Три дня его никто не видел, лишь время от времени плясала его тень за окном, где всю ночь напролет горела толстая восковая свеча, и мэтрэгунцев сильно впечатлило то, насколько самозабвенно и добросовестно готовится учитель Хасчек к прибытию городских детей. Поглядев на это, они снова занялись своими делами, думая, что город растет, и это хорошо.
На третий день ученик Тауша пришел в город за провизией, узнал про учителя Хасчека с его дочерью Анелидой и попросил разрешения на них взглянуть, поскольку у святого Тауша было право знать, что происходит в городе в его отсутствие. От старейшин ученик узнал, что ученый муж еще никому не показался, но буквально завтра собирается принять детей в школе. Мальчишка кивнул и отправился по своим делам: наполнил повозку всем, что ему требовалось, гвоздями там, маслом и всякой едой, холстами и мастикой, и отправился назад к братьям, в лес.
Там, на холме, ученики уже построили землянки, которые опоясывали большую хижину Тауша, совсем как было, по рассказам святого, у Мошу-Таче, чьи подопечные сражались с не’Миром, который стремился вырасти на груди Мира, словно опухоль. Топоры и рубанки днем и ночью тревожили покой леса, ученики трудились в молчании и мало спали. Все это время мертвецы Тауша рыскали по лесу, выискивая места, где проявлялся не’Мир, и все ученики спали спокойно, зная, что тот еще к ним не прорвался.
Прибыл ученик из города, разгрузил повозку, разнес все по местам и отправился на поиски Тауша, чтобы по секрету рассказать ему о незнакомце, которого приняли в Мандрагоре, – но он сам его, к сожалению, не смог увидеть, хоть и попытался, так что вот такая получилась новость, куцая. Но уж лучше, чем никакая.

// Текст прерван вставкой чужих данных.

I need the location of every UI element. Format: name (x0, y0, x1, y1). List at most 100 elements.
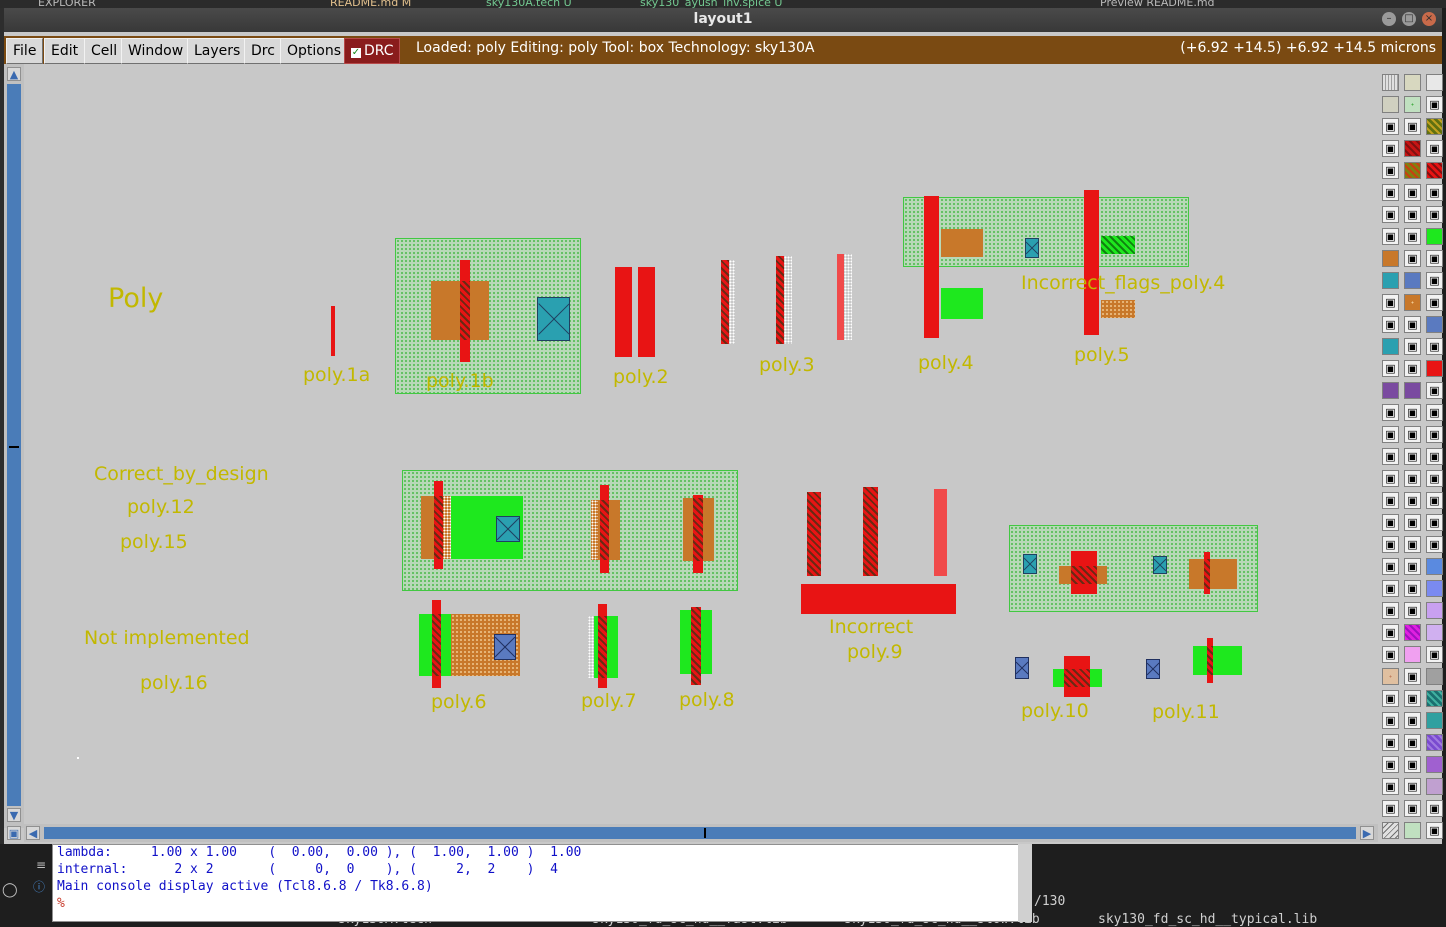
layer-swatch[interactable] (1382, 74, 1399, 91)
menu-cell[interactable]: Cell (84, 38, 125, 64)
poly-3-a[interactable] (721, 260, 729, 344)
layer-lock-icon[interactable]: ▣ (1382, 206, 1399, 223)
layer-swatch[interactable] (1382, 272, 1399, 289)
poly-4-contact[interactable] (1025, 238, 1039, 258)
close-icon[interactable]: × (1422, 12, 1436, 26)
poly-2-right[interactable] (638, 267, 655, 357)
layer-swatch[interactable] (1426, 602, 1443, 619)
layer-lock-icon[interactable]: ▣ (1382, 690, 1399, 707)
tcl-console[interactable]: lambda: 1.00 x 1.00 ( 0.00, 0.00 ), ( 1.… (52, 844, 1020, 922)
poly-12-contact[interactable] (496, 516, 520, 542)
layer-lock-icon[interactable]: ▣ (1426, 382, 1443, 399)
layer-swatch[interactable] (1426, 712, 1443, 729)
layer-lock-icon[interactable]: ▣ (1382, 514, 1399, 531)
layer-swatch[interactable] (1382, 338, 1399, 355)
poly-5-active[interactable] (1101, 236, 1135, 254)
scroll-left-icon[interactable]: ◀ (26, 826, 40, 840)
layer-lock-icon[interactable]: ▣ (1382, 602, 1399, 619)
layer-lock-icon[interactable]: ▣ (1426, 140, 1443, 157)
layer-swatch[interactable] (1404, 74, 1421, 91)
layer-lock-icon[interactable]: ▣ (1426, 448, 1443, 465)
console-scrollbar[interactable] (1018, 844, 1032, 922)
poly-4-gate[interactable] (924, 196, 939, 338)
layer-lock-icon[interactable]: ▣ (1426, 822, 1443, 839)
poly-4-diffusion[interactable] (941, 229, 983, 257)
layer-swatch[interactable] (1382, 250, 1399, 267)
poly-11-contact-a[interactable] (1153, 556, 1167, 574)
layer-swatch[interactable] (1426, 228, 1443, 245)
layer-lock-icon[interactable]: ▣ (1404, 470, 1421, 487)
console-prompt[interactable]: % (57, 896, 65, 911)
layer-lock-icon[interactable]: ▣ (1382, 558, 1399, 575)
menu-options[interactable]: Options (280, 38, 349, 64)
poly-1b-contact[interactable] (537, 297, 570, 341)
scroll-down-icon[interactable]: ▼ (7, 808, 21, 822)
layer-lock-icon[interactable]: ▣ (1404, 426, 1421, 443)
layer-lock-icon[interactable]: ▣ (1404, 184, 1421, 201)
layer-swatch[interactable] (1426, 778, 1443, 795)
layer-swatch[interactable] (1404, 646, 1421, 663)
layer-lock-icon[interactable]: ▣ (1404, 602, 1421, 619)
layer-lock-icon[interactable]: ▣ (1404, 250, 1421, 267)
layer-swatch[interactable] (1426, 316, 1443, 333)
layer-lock-icon[interactable]: ▣ (1382, 800, 1399, 817)
menu-window[interactable]: Window (121, 38, 191, 64)
horizontal-scrollbar[interactable]: ◀ ▶ (24, 824, 1378, 842)
layer-swatch[interactable] (1404, 96, 1421, 113)
layer-lock-icon[interactable]: ▣ (1404, 690, 1421, 707)
layer-swatch[interactable] (1404, 162, 1421, 179)
layer-lock-icon[interactable]: ▣ (1404, 316, 1421, 333)
layer-lock-icon[interactable]: ▣ (1404, 734, 1421, 751)
poly-9-finger-2[interactable] (863, 487, 878, 576)
menu-file[interactable]: File (6, 38, 44, 64)
poly-5-tap[interactable] (1101, 300, 1135, 318)
layer-lock-icon[interactable]: ▣ (1426, 646, 1443, 663)
menu-layers[interactable]: Layers (187, 38, 248, 64)
layer-lock-icon[interactable]: ▣ (1404, 206, 1421, 223)
layer-lock-icon[interactable]: ▣ (1426, 184, 1443, 201)
layer-swatch[interactable] (1426, 668, 1443, 685)
layer-lock-icon[interactable]: ▣ (1404, 338, 1421, 355)
poly-11-active[interactable] (1193, 646, 1242, 675)
poly-5-gate[interactable] (1084, 190, 1099, 335)
layer-swatch[interactable] (1382, 668, 1399, 685)
layer-lock-icon[interactable]: ▣ (1426, 536, 1443, 553)
layer-lock-icon[interactable]: ▣ (1426, 800, 1443, 817)
window-titlebar[interactable]: layout1 – □ × (4, 8, 1442, 32)
layer-swatch[interactable] (1382, 822, 1399, 839)
drc-toggle[interactable]: ✓ DRC (344, 38, 400, 64)
poly-1a-shape[interactable] (331, 306, 335, 356)
poly-4-active[interactable] (941, 288, 983, 319)
layer-swatch[interactable] (1426, 74, 1443, 91)
layer-lock-icon[interactable]: ▣ (1382, 470, 1399, 487)
layer-lock-icon[interactable]: ▣ (1426, 338, 1443, 355)
layer-lock-icon[interactable]: ▣ (1404, 228, 1421, 245)
layer-swatch[interactable] (1426, 734, 1443, 751)
layer-lock-icon[interactable]: ▣ (1404, 558, 1421, 575)
layer-lock-icon[interactable]: ▣ (1404, 360, 1421, 377)
layer-swatch[interactable] (1426, 690, 1443, 707)
vertical-scroll-track[interactable] (7, 84, 21, 806)
layer-lock-icon[interactable]: ▣ (1382, 118, 1399, 135)
layer-lock-icon[interactable]: ▣ (1426, 96, 1443, 113)
layer-swatch[interactable] (1426, 118, 1443, 135)
layer-lock-icon[interactable]: ▣ (1382, 184, 1399, 201)
layer-lock-icon[interactable]: ▣ (1426, 206, 1443, 223)
layer-lock-icon[interactable]: ▣ (1404, 712, 1421, 729)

– Хоть что-то, да, – ответил Тауш и погладил его по бритой макушке. – Ты молодец.
И удалился святой в свою землянку, откуда не выходил много часов. А когда вышел, попросил, чтобы ученики не шли за ним, чтобы остались в лесу и работали, как велено, потому что он скоро вернется. Он им не сказал, куда отправился, но мы теперь знаем, что Тауш пошел в Мандрагору – и тайком, в поздний ночной час, подкрался к школе, пытаясь увидеть учителя Хасчека и его робкую дочь Анелиду.
Похоже, что святой и впрямь там что-то увидел, но что это было, я не могу тебе поведать. Он вернулся в Деревянную обитель на холме, и там его встретили ученики и мертвые, которые все эти часы ждали, не смыкая глаз, – это я про учеников, пилигрим, у мертвых нет ни век, ни глаз, чего им смыкать-то? Тауш им сказал, что кое-что видел, но был на слова скуп. И вот так его ученики узнали, что зло наконец-то прибыло в Мандрагору.
– Дорогие мои ученики! – провозгласил Тауш. – Слушайте меня! В городе Гайстерштат, где я родился, покой был навеки нарушен, когда туда прибыл один зловонный карнавал…
И святой поведал ученикам обо всем, что приключилось в те черные дни Гайстерштата, когда циркачи украли трех девушек ради исполнения некоего извращенного плана, но, когда ученики Мошу-Таче об этом прознали, напустили смерть на Деревянную обитель и исчезли. Тауш никого не щадил, повествуя в подробностях о произошедшем, и рассказал даже о брате Данко Ферусе и бедной Катерине, но знай, путник, что про Бартоломеуса, брата и ученика, он не сказал ни слова, не говоря уже про Бартоломеуса Костяного Кулака, о котором еще даже не знал.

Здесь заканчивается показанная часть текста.